核心概念
Developing cost-efficient, robust, and linguistically diverse automatic speech recognition systems for African accents by leveraging epistemic uncertainty-based data selection.
要約
The paper presents an approach to building cost-efficient, robust, and linguistically diverse automatic speech recognition (ASR) systems for African-accented speech. The key insights are:
-
The authors propose an iterative model adaptation process that uses epistemic uncertainty-based data selection to reduce the required amount of labeled data while outperforming several high-performing ASR models.
-
The approach improves out-of-distribution generalization for very low-resource accents, demonstrating its viability for building generalizable ASR models in the context of accented African clinical ASR, where training datasets are predominantly scarce.
-
The authors investigate trends in domain selection (clinical, general, and both) across adaptation rounds, finding that the most uncertain samples from linguistically rich and diverse accents provide the best learning signal for the model.
-
The authors establish strong baselines for the nascent field of African clinical ASR, providing a foundation for further exploration in this research direction.
-
The approach is shown to be effective across different ASR model architectures and datasets, demonstrating its model and dataset agnostic nature.
統計
The use of speech recognition led to a 19-92% decrease in average documentation time, 50.3-100% decrease in turnaround time, and 17% improvement in documentation quality.

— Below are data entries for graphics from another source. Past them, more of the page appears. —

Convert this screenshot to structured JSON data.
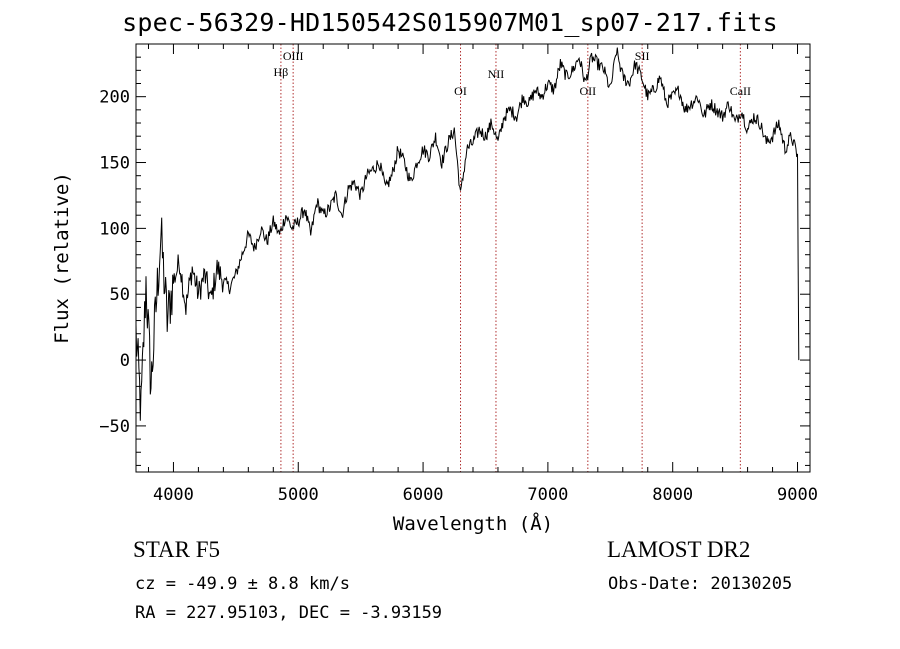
{
  "chart_data": {
    "type": "line",
    "title": "spec-56329-HD150542S015907M01_sp07-217.fits",
    "xlabel": "Wavelength (Å)",
    "ylabel": "Flux (relative)",
    "xlim": [
      3700,
      9100
    ],
    "ylim": [
      -85,
      240
    ],
    "x_ticks": [
      4000,
      5000,
      6000,
      7000,
      8000,
      9000
    ],
    "y_ticks": [
      -50,
      0,
      50,
      100,
      150,
      200
    ],
    "grid": false,
    "series": [
      {
        "color": "#000000",
        "x": [
          3700,
          3740,
          3780,
          3820,
          3860,
          3900,
          3950,
          4000,
          4050,
          4100,
          4150,
          4200,
          4250,
          4300,
          4350,
          4400,
          4450,
          4500,
          4550,
          4600,
          4650,
          4700,
          4750,
          4800,
          4850,
          4900,
          4950,
          5000,
          5050,
          5100,
          5150,
          5200,
          5250,
          5300,
          5350,
          5400,
          5450,
          5500,
          5550,
          5600,
          5650,
          5700,
          5750,
          5800,
          5850,
          5900,
          5950,
          6000,
          6050,
          6100,
          6150,
          6200,
          6250,
          6300,
          6350,
          6400,
          6450,
          6500,
          6550,
          6600,
          6650,
          6700,
          6750,
          6800,
          6850,
          6900,
          6950,
          7000,
          7050,
          7100,
          7150,
          7200,
          7250,
          7300,
          7350,
          7400,
          7450,
          7500,
          7550,
          7600,
          7650,
          7700,
          7750,
          7800,
          7850,
          7900,
          7950,
          8000,
          8050,
          8100,
          8150,
          8200,
          8250,
          8300,
          8350,
          8400,
          8450,
          8500,
          8550,
          8600,
          8650,
          8700,
          8750,
          8800,
          8850,
          8900,
          8950,
          9000,
          9010
        ],
        "y": [
          20,
          -40,
          60,
          -20,
          40,
          95,
          30,
          60,
          75,
          40,
          70,
          50,
          65,
          45,
          70,
          60,
          55,
          65,
          80,
          95,
          85,
          100,
          90,
          105,
          95,
          110,
          100,
          105,
          115,
          95,
          120,
          110,
          115,
          125,
          110,
          130,
          135,
          125,
          140,
          145,
          150,
          130,
          140,
          160,
          150,
          135,
          150,
          160,
          155,
          170,
          150,
          165,
          175,
          125,
          160,
          165,
          175,
          170,
          180,
          165,
          185,
          190,
          185,
          200,
          195,
          205,
          200,
          210,
          205,
          225,
          215,
          220,
          230,
          210,
          230,
          225,
          220,
          205,
          235,
          215,
          210,
          225,
          215,
          200,
          205,
          215,
          195,
          200,
          205,
          190,
          195,
          200,
          185,
          195,
          190,
          185,
          195,
          180,
          190,
          175,
          185,
          180,
          165,
          170,
          180,
          160,
          170,
          155,
          0
        ]
      }
    ],
    "lines": [
      {
        "label": "Hβ",
        "x": 4861
      },
      {
        "label": "OIII",
        "x": 4959
      },
      {
        "label": "OI",
        "x": 6300
      },
      {
        "label": "NII",
        "x": 6584
      },
      {
        "label": "OII",
        "x": 7320
      },
      {
        "label": "SII",
        "x": 7755
      },
      {
        "label": "CaII",
        "x": 8542
      }
    ]
  },
  "info": {
    "left_line1": "STAR    F5",
    "left_line2": "cz = -49.9 ± 8.8 km/s",
    "left_line3": "RA = 227.95103, DEC =  -3.93159",
    "right_line1": "LAMOST DR2",
    "right_line2": "Obs-Date: 20130205"
  },
  "colors": {
    "axis": "#000000",
    "marker_line": "#b03030"
  }
}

There is a shortage of skilled health personnel in many African countries, with a 1.55 health worker per 1000 persons ratio, lower than the WHO-recommended 4.45 health workers per 1000 persons.
The AfriSpeech-200 dataset used in the study contains 200 hours of Pan-African accented English speech, representing 13 Anglophone countries across sub-Saharan Africa and the US.
引用
"Clinical automatic speech recognition (ASR) is an active area of research (Kodish-Wachs et al., 2018; Finley et al., 2018; Zapata and Kirkedal, 2015)."
"Several studies (Blackley et al., 2019; Goss et al., 2019; Blackley et al., 2020; Ahlgrim et al., 2016; Vogel et al., 2015) showed that the use of speech recognition led to a 19-92% decrease in average documentation time, 50.3-100% decrease in turnaround time, and 17% improvement in documentation quality."
"In the African context where the patient burden is high (Oleribe et al., 2019; Naicker et al., 2009; Nkomazana et al., 2015) and staffing is inadequate (who; Ahmat et al., 2022; Naicker et al., 2010; Nkomazana et al., 2015; Kinfu et al., 2009), clinical ASR systems have great potential to reduce daily documentation burden."